We noted a predominance of type B of the AO classification in 53.34%, in particular type B2 (26.67%). The results vary according to the data in the literature. Nevertheless, our data are much higher than those of Andrieu [14] 32.5%, Bonnevialle [15] 29% and Bellmore [16] 28.9%. Regarding the types of fracture in our series, we recorded a predominance of closed fractures, with 9 cases or 60.00%, followed by open type I fractures with 5 cases or 33.33%, and finally, one case of isolated tibial fracture or 6.67%.
The Kuntscher nail was the most commonly used type of osteosynthesis implant in our study, used in 13 cases (86.67%), followed by the non-locking Grosse et Kempf nail in 2 cases (13.33%). The osteosynthesis material implanted (Kuntscher or Grosse and Kempf nails in our study) had an average diameter of 9.5 millimetres. In contrast, in the Bonnevialle series [15], the Grosse et Kempf nail was used exclusively, with an average diameter of 10.6 mm.
We reviewed and assessed our patients after an average follow-up of 12 weeks according to the criteria of functional elements and the Lysholm grading. We obtained 4 excellent results (40%) and 6 good results (60%). We believe that this may be due to the technical skills of the surgeons and the good behaviour of the patients. In fact, ascension and torsion of the material were found. Early weight-bearing after osteosynthesis surgery of the lower limb is controversial. According to Houben et al. [17], delayed re-weighting of nailed tibial fractures is associated with poor results. Furthermore, immediate weight-bearing after placement of a statically locked intramedullary nail in simple tibial shaft fractures does not alter the time to healing [18].

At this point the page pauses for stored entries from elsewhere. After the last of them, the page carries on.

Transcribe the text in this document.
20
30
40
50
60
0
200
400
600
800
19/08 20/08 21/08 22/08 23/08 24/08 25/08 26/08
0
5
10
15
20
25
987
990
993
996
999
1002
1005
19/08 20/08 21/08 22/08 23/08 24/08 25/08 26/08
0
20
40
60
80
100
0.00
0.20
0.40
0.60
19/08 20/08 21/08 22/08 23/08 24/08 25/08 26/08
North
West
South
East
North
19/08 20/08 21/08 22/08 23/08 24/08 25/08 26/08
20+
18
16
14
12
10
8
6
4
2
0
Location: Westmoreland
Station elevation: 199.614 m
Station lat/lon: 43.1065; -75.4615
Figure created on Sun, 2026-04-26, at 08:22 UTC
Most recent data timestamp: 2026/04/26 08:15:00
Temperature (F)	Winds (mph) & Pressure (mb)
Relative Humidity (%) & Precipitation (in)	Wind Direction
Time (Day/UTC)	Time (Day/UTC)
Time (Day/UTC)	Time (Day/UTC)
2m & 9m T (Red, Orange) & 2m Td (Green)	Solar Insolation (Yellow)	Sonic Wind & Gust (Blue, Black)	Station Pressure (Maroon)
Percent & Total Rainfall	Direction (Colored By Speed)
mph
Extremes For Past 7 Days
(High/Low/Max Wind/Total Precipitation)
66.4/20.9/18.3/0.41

Conversely, Bhandari et al. [19] show that early weight-bearing after tibial nailing confers an increased risk of adverse events.
6. Conclusions
Centromedullary nailing is a reliable, reproducible, but demanding technique that provides effective stabilisation of the fracture site, facilitates early resection with protected weight-bearing and is less restrictive for the patient.
It is a philosophy that adopts the principle of closed focus, as opposed to conventional open-focus plate osteosynthesis. It requires rigour, technical skill and constant attention. Anticipating problems starts with a quality installation, and at this price and after particular concentration on each stage, nailing will keep all its promises.